Excursions to the moon are still pretty far out on the end of the telescope, but did you know that if you want to climb Mount Everest you can get a group rate? Fifty amateur mountain climbers are leaving England later this month for a tour of the lower slopes of the world's highest mountain—lower slopes in this case meaning up to 17,800 feet. Under the aegis of Thos. Cook & Son Ltd., the travel company, they will fly first to New Delhi and then to Katmandu, and from there they will have the rare privilege of walking 200 miles (at a modest 10 miles per day) until they reach base camp. On the climb itself they will be led by 60-year-old Eric Shipton, a veteran mountaineer. They'll sleep in tents, and Sherpa guides will be along to do the cooking (breakfast at 6, lunch at 11, dinner at 6:30). The price: $1,224.

"We originally planned for a party of 20," said a Cook's representative, "but in the end there were so many we had to arrange for two groups to leave at the same time.

"It won't be all fun," he added. "After all, there's the altitude to contend with, and as for the Sherpas' cooking—no one can vouch for that yet."

NO TROUBLE IN RIVER CITY

Mitchell W. Melton, a Pennsylvania state legislator from Philadelphia, has introduced a bill in the state house of representatives that would lower the minimum legal age for playing pool (or billiards) in a pool hall (or billiard parlor) from 18 to 16.

"Time was," says Melton, "when the pool hall was classified somewhere between a Bowery hotel and a place the Salvation Army sang in front of every Saturday night. Well, those were the times that were—not the times that are. Lowering the age to a more realistic 16 will provide another recreational facility for our young people."

GREATER LOVE
Jim Robertson, sports editor of the Door County Advocate in Sturgeon Bay, Wis., writes a column called "Swami," in which he predicts the scores of local high school football games. A week or so ago he declared that Southern Door High School would beat Manitowoc Lutheran 34-12. With a minute to play and the score 28-12 in its favor, Southern Door pushed over a touchdown.

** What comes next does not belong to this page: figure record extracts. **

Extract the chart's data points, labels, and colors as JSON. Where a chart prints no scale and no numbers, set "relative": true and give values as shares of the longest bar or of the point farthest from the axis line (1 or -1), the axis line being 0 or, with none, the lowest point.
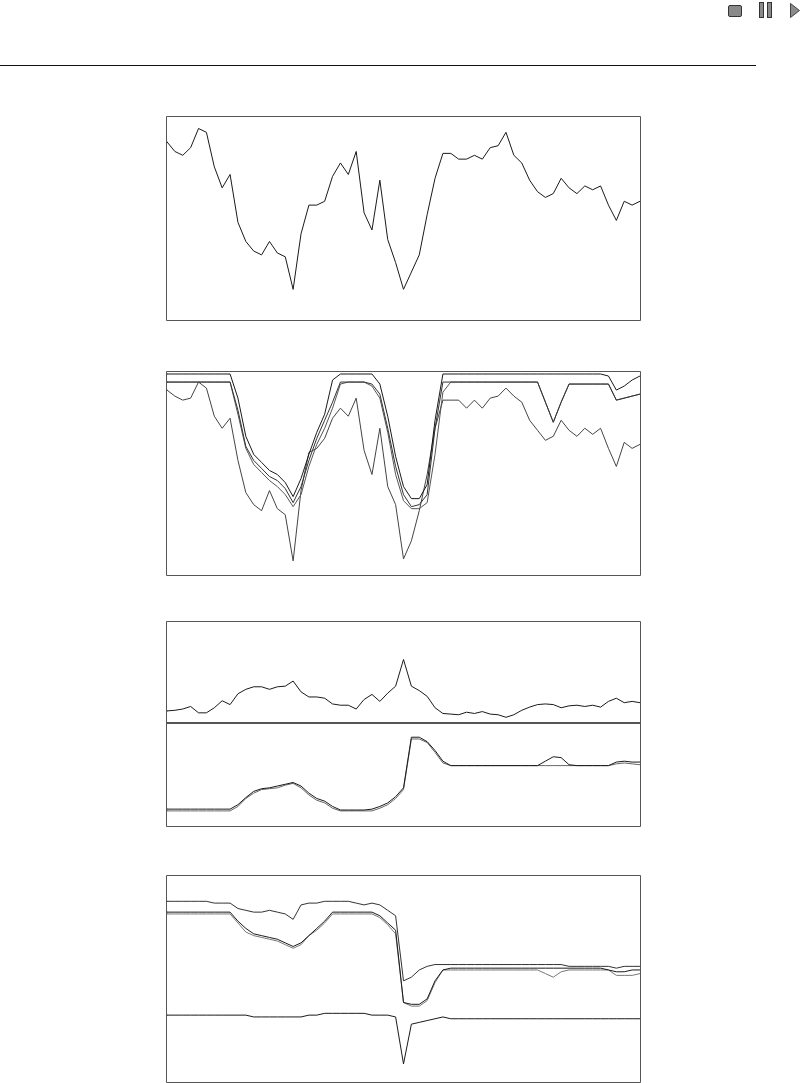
{
  "chart_data": [
    {
      "type": "line",
      "relative": true,
      "tick_labels": false,
      "categories": [
        null,
        null,
        null,
        null,
        null,
        null,
        null,
        null,
        null,
        null,
        null,
        null,
        null,
        null,
        null,
        null,
        null,
        null,
        null,
        null,
        null,
        null,
        null,
        null,
        null,
        null,
        null,
        null,
        null,
        null,
        null,
        null,
        null,
        null,
        null,
        null,
        null,
        null,
        null,
        null,
        null,
        null,
        null,
        null,
        null,
        null,
        null,
        null,
        null,
        null,
        null,
        null,
        null,
        null,
        null,
        null,
        null,
        null,
        null,
        null,
        null
      ],
      "series": [
        {
          "color": "#1a1a1a",
          "values": [
            0.93,
            0.88,
            0.86,
            0.9,
            1,
            0.98,
            0.8,
            0.69,
            0.76,
            0.51,
            0.41,
            0.36,
            0.34,
            0.41,
            0.35,
            0.33,
            0.16,
            0.45,
            0.6,
            0.6,
            0.62,
            0.75,
            0.82,
            0.76,
            0.88,
            0.56,
            0.47,
            0.73,
            0.42,
            0.3,
            0.16,
            0.25,
            0.34,
            0.55,
            0.74,
            0.87,
            0.87,
            0.84,
            0.84,
            0.86,
            0.84,
            0.9,
            0.91,
            0.98,
            0.86,
            0.82,
            0.73,
            0.67,
            0.64,
            0.66,
            0.74,
            0.69,
            0.66,
            0.7,
            0.68,
            0.7,
            0.6,
            0.52,
            0.62,
            0.6,
            0.62
          ]
        }
      ]
    },
    {
      "type": "line",
      "relative": true,
      "tick_labels": false,
      "categories": [
        null,
        null,
        null,
        null,
        null,
        null,
        null,
        null,
        null,
        null,
        null,
        null,
        null,
        null,
        null,
        null,
        null,
        null,
        null,
        null,
        null,
        null,
        null,
        null,
        null,
        null,
        null,
        null,
        null,
        null,
        null,
        null,
        null,
        null,
        null,
        null,
        null,
        null,
        null,
        null,
        null,
        null,
        null,
        null,
        null,
        null,
        null,
        null,
        null,
        null,
        null,
        null,
        null,
        null,
        null,
        null,
        null,
        null,
        null,
        null,
        null
      ],
      "series": [
        {
          "color": "#1a1a1a",
          "values": [
            1,
            1,
            1,
            1,
            1,
            1,
            1,
            1,
            1,
            0.88,
            0.69,
            0.6,
            0.56,
            0.52,
            0.5,
            0.46,
            0.39,
            0.48,
            0.6,
            0.71,
            0.8,
            0.97,
            1,
            1,
            1,
            1,
            1,
            0.95,
            0.79,
            0.59,
            0.44,
            0.38,
            0.38,
            0.45,
            0.77,
            1,
            1,
            1,
            1,
            1,
            1,
            1,
            1,
            1,
            1,
            1,
            1,
            1,
            1,
            1,
            1,
            1,
            1,
            1,
            1,
            1,
            0.99,
            0.92,
            0.94,
            0.97,
            0.99
          ]
        },
        {
          "color": "#333333",
          "values": [
            0.96,
            0.96,
            0.96,
            0.96,
            0.96,
            0.96,
            0.96,
            0.96,
            0.96,
            0.82,
            0.64,
            0.57,
            0.53,
            0.49,
            0.47,
            0.43,
            0.36,
            0.44,
            0.57,
            0.68,
            0.77,
            0.86,
            0.96,
            0.96,
            0.96,
            0.96,
            0.95,
            0.9,
            0.73,
            0.54,
            0.4,
            0.34,
            0.35,
            0.4,
            0.73,
            0.96,
            0.96,
            0.96,
            0.96,
            0.96,
            0.96,
            0.96,
            0.96,
            0.96,
            0.96,
            0.96,
            0.96,
            0.96,
            0.86,
            0.76,
            0.86,
            0.95,
            0.95,
            0.95,
            0.95,
            0.95,
            0.95,
            0.87,
            0.88,
            0.89,
            0.9
          ]
        },
        {
          "color": "#555555",
          "values": [
            0.96,
            0.96,
            0.96,
            0.96,
            0.96,
            0.96,
            0.96,
            0.96,
            0.96,
            0.8,
            0.63,
            0.55,
            0.51,
            0.47,
            0.44,
            0.4,
            0.34,
            0.4,
            0.54,
            0.65,
            0.73,
            0.83,
            0.95,
            0.96,
            0.96,
            0.96,
            0.94,
            0.88,
            0.71,
            0.5,
            0.37,
            0.33,
            0.33,
            0.36,
            0.6,
            0.91,
            0.96,
            0.96,
            0.96,
            0.96,
            0.96,
            0.96,
            0.96,
            0.96,
            0.96,
            0.96,
            0.96,
            0.96,
            0.86,
            0.76,
            0.86,
            0.95,
            0.95,
            0.95,
            0.95,
            0.95,
            0.95,
            0.87,
            0.88,
            0.89,
            0.9
          ]
        },
        {
          "color": "#444444",
          "values": [
            0.92,
            0.89,
            0.87,
            0.88,
            0.96,
            0.93,
            0.79,
            0.73,
            0.78,
            0.57,
            0.41,
            0.35,
            0.32,
            0.42,
            0.33,
            0.3,
            0.07,
            0.42,
            0.61,
            0.63,
            0.68,
            0.78,
            0.83,
            0.79,
            0.88,
            0.62,
            0.5,
            0.73,
            0.44,
            0.35,
            0.08,
            0.17,
            0.32,
            0.5,
            0.73,
            0.87,
            0.87,
            0.87,
            0.83,
            0.87,
            0.83,
            0.88,
            0.89,
            0.93,
            0.89,
            0.86,
            0.77,
            0.72,
            0.67,
            0.69,
            0.77,
            0.72,
            0.69,
            0.73,
            0.7,
            0.73,
            0.63,
            0.54,
            0.66,
            0.63,
            0.65
          ]
        }
      ]
    },
    {
      "type": "line",
      "relative": true,
      "tick_labels": false,
      "categories": [
        null,
        null,
        null,
        null,
        null,
        null,
        null,
        null,
        null,
        null,
        null,
        null,
        null,
        null,
        null,
        null,
        null,
        null,
        null,
        null,
        null,
        null,
        null,
        null,
        null,
        null,
        null,
        null,
        null,
        null,
        null,
        null,
        null,
        null,
        null,
        null,
        null,
        null,
        null,
        null,
        null,
        null,
        null,
        null,
        null,
        null,
        null,
        null,
        null,
        null,
        null,
        null,
        null,
        null,
        null,
        null,
        null,
        null,
        null,
        null,
        null
      ],
      "series": [
        {
          "color": "#1a1a1a",
          "values": [
            0.19,
            0.2,
            0.22,
            0.26,
            0.16,
            0.16,
            0.24,
            0.35,
            0.29,
            0.46,
            0.53,
            0.57,
            0.57,
            0.53,
            0.57,
            0.58,
            0.66,
            0.49,
            0.41,
            0.41,
            0.39,
            0.3,
            0.28,
            0.28,
            0.22,
            0.37,
            0.45,
            0.34,
            0.47,
            0.58,
            1,
            0.58,
            0.51,
            0.42,
            0.24,
            0.15,
            0.14,
            0.13,
            0.17,
            0.15,
            0.18,
            0.14,
            0.13,
            0.09,
            0.13,
            0.2,
            0.25,
            0.29,
            0.3,
            0.29,
            0.24,
            0.27,
            0.28,
            0.26,
            0.28,
            0.25,
            0.34,
            0.39,
            0.32,
            0.34,
            0.32
          ]
        }
      ]
    },
    {
      "type": "line",
      "relative": true,
      "tick_labels": false,
      "categories": [
        null,
        null,
        null,
        null,
        null,
        null,
        null,
        null,
        null,
        null,
        null,
        null,
        null,
        null,
        null,
        null,
        null,
        null,
        null,
        null,
        null,
        null,
        null,
        null,
        null,
        null,
        null,
        null,
        null,
        null,
        null,
        null,
        null,
        null,
        null,
        null,
        null,
        null,
        null,
        null,
        null,
        null,
        null,
        null,
        null,
        null,
        null,
        null,
        null,
        null,
        null,
        null,
        null,
        null,
        null,
        null,
        null,
        null,
        null,
        null,
        null
      ],
      "series": [
        {
          "color": "#1a1a1a",
          "values": [
            0.19,
            0.19,
            0.19,
            0.19,
            0.19,
            0.19,
            0.19,
            0.19,
            0.19,
            0.24,
            0.32,
            0.39,
            0.42,
            0.43,
            0.45,
            0.47,
            0.49,
            0.45,
            0.37,
            0.31,
            0.28,
            0.22,
            0.18,
            0.18,
            0.18,
            0.18,
            0.19,
            0.22,
            0.26,
            0.33,
            0.43,
            1,
            1,
            0.95,
            0.85,
            0.73,
            0.68,
            0.68,
            0.68,
            0.68,
            0.68,
            0.68,
            0.68,
            0.68,
            0.68,
            0.68,
            0.68,
            0.68,
            0.73,
            0.78,
            0.77,
            0.69,
            0.68,
            0.68,
            0.68,
            0.68,
            0.68,
            0.72,
            0.73,
            0.72,
            0.72
          ]
        },
        {
          "color": "#666666",
          "values": [
            0.17,
            0.17,
            0.17,
            0.17,
            0.17,
            0.17,
            0.17,
            0.17,
            0.17,
            0.22,
            0.31,
            0.37,
            0.41,
            0.42,
            0.43,
            0.46,
            0.48,
            0.43,
            0.35,
            0.29,
            0.26,
            0.2,
            0.17,
            0.17,
            0.17,
            0.17,
            0.17,
            0.2,
            0.24,
            0.31,
            0.41,
            0.98,
            0.98,
            0.94,
            0.83,
            0.71,
            0.68,
            0.68,
            0.68,
            0.68,
            0.68,
            0.68,
            0.68,
            0.68,
            0.68,
            0.68,
            0.68,
            0.68,
            0.68,
            0.68,
            0.68,
            0.68,
            0.68,
            0.68,
            0.68,
            0.68,
            0.68,
            0.7,
            0.71,
            0.7,
            0.69
          ]
        }
      ]
    },
    {
      "type": "line",
      "relative": true,
      "tick_labels": false,
      "categories": [
        null,
        null,
        null,
        null,
        null,
        null,
        null,
        null,
        null,
        null,
        null,
        null,
        null,
        null,
        null,
        null,
        null,
        null,
        null,
        null,
        null,
        null,
        null,
        null,
        null,
        null,
        null,
        null,
        null,
        null,
        null,
        null,
        null,
        null,
        null,
        null,
        null,
        null,
        null,
        null,
        null,
        null,
        null,
        null,
        null,
        null,
        null,
        null,
        null,
        null,
        null,
        null,
        null,
        null,
        null,
        null,
        null,
        null,
        null,
        null,
        null
      ],
      "series": [
        {
          "color": "#333333",
          "values": [
            1,
            1,
            1,
            1,
            1,
            1,
            0.99,
            0.99,
            0.99,
            0.96,
            0.95,
            0.94,
            0.94,
            0.95,
            0.94,
            0.93,
            0.9,
            0.98,
            0.99,
            0.99,
            1,
            1,
            1,
            1,
            0.99,
            0.98,
            0.99,
            0.98,
            0.95,
            0.92,
            0.56,
            0.58,
            0.62,
            0.64,
            0.65,
            0.65,
            0.65,
            0.65,
            0.65,
            0.65,
            0.65,
            0.65,
            0.65,
            0.65,
            0.65,
            0.65,
            0.65,
            0.65,
            0.65,
            0.65,
            0.65,
            0.64,
            0.64,
            0.64,
            0.64,
            0.64,
            0.64,
            0.63,
            0.64,
            0.64,
            0.64
          ]
        },
        {
          "color": "#1a1a1a",
          "values": [
            0.94,
            0.94,
            0.94,
            0.94,
            0.94,
            0.94,
            0.94,
            0.94,
            0.94,
            0.89,
            0.85,
            0.82,
            0.81,
            0.8,
            0.79,
            0.77,
            0.75,
            0.77,
            0.81,
            0.85,
            0.89,
            0.94,
            0.94,
            0.94,
            0.94,
            0.94,
            0.94,
            0.92,
            0.88,
            0.84,
            0.44,
            0.43,
            0.43,
            0.46,
            0.56,
            0.62,
            0.63,
            0.63,
            0.63,
            0.63,
            0.63,
            0.63,
            0.63,
            0.63,
            0.63,
            0.63,
            0.63,
            0.63,
            0.63,
            0.63,
            0.63,
            0.63,
            0.63,
            0.63,
            0.63,
            0.63,
            0.62,
            0.61,
            0.61,
            0.62,
            0.62
          ]
        },
        {
          "color": "#777777",
          "values": [
            0.93,
            0.93,
            0.93,
            0.93,
            0.93,
            0.93,
            0.93,
            0.93,
            0.93,
            0.88,
            0.83,
            0.81,
            0.8,
            0.79,
            0.78,
            0.76,
            0.74,
            0.76,
            0.81,
            0.84,
            0.88,
            0.93,
            0.93,
            0.93,
            0.93,
            0.93,
            0.93,
            0.91,
            0.87,
            0.82,
            0.44,
            0.42,
            0.42,
            0.45,
            0.55,
            0.62,
            0.62,
            0.62,
            0.62,
            0.62,
            0.62,
            0.62,
            0.62,
            0.62,
            0.62,
            0.62,
            0.62,
            0.62,
            0.6,
            0.58,
            0.61,
            0.62,
            0.62,
            0.62,
            0.62,
            0.62,
            0.62,
            0.59,
            0.59,
            0.59,
            0.6
          ]
        },
        {
          "color": "#1a1a1a",
          "values": [
            0.37,
            0.37,
            0.37,
            0.37,
            0.37,
            0.37,
            0.37,
            0.37,
            0.37,
            0.37,
            0.37,
            0.36,
            0.36,
            0.36,
            0.36,
            0.36,
            0.36,
            0.36,
            0.37,
            0.37,
            0.38,
            0.38,
            0.38,
            0.38,
            0.38,
            0.38,
            0.37,
            0.37,
            0.37,
            0.36,
            0.1,
            0.32,
            0.33,
            0.34,
            0.35,
            0.36,
            0.35,
            0.35,
            0.35,
            0.35,
            0.35,
            0.35,
            0.35,
            0.35,
            0.35,
            0.35,
            0.35,
            0.35,
            0.35,
            0.35,
            0.35,
            0.35,
            0.35,
            0.35,
            0.35,
            0.35,
            0.35,
            0.35,
            0.35,
            0.35,
            0.35
          ]
        }
      ]
    }
  ]
}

A try for a two-point conversion failed when a reserve end dropped a pass in the end zone, and the game ended with the final score precisely 34-12. The reserve end was Kurt Robertson, Swami's son.

THEY SAID IT

•White House reporters, told that the President had not yet decided whether or not to attend the opening game of the World Series: "If he doesn't go, can we use his tickets?"

•Lee MacPhail, New York Yankees general manager, noting that pro football has been criticized for the number of preseason exhibition games it plays: "If we could get 60,000 people into Yankee Stadium for an exhibition game, don't kid yourself, we'd do it, too."

•John Hadl, San Diego Chargers quarterback, asked if boos bothered him: "No, I'm strictly a beer drinker."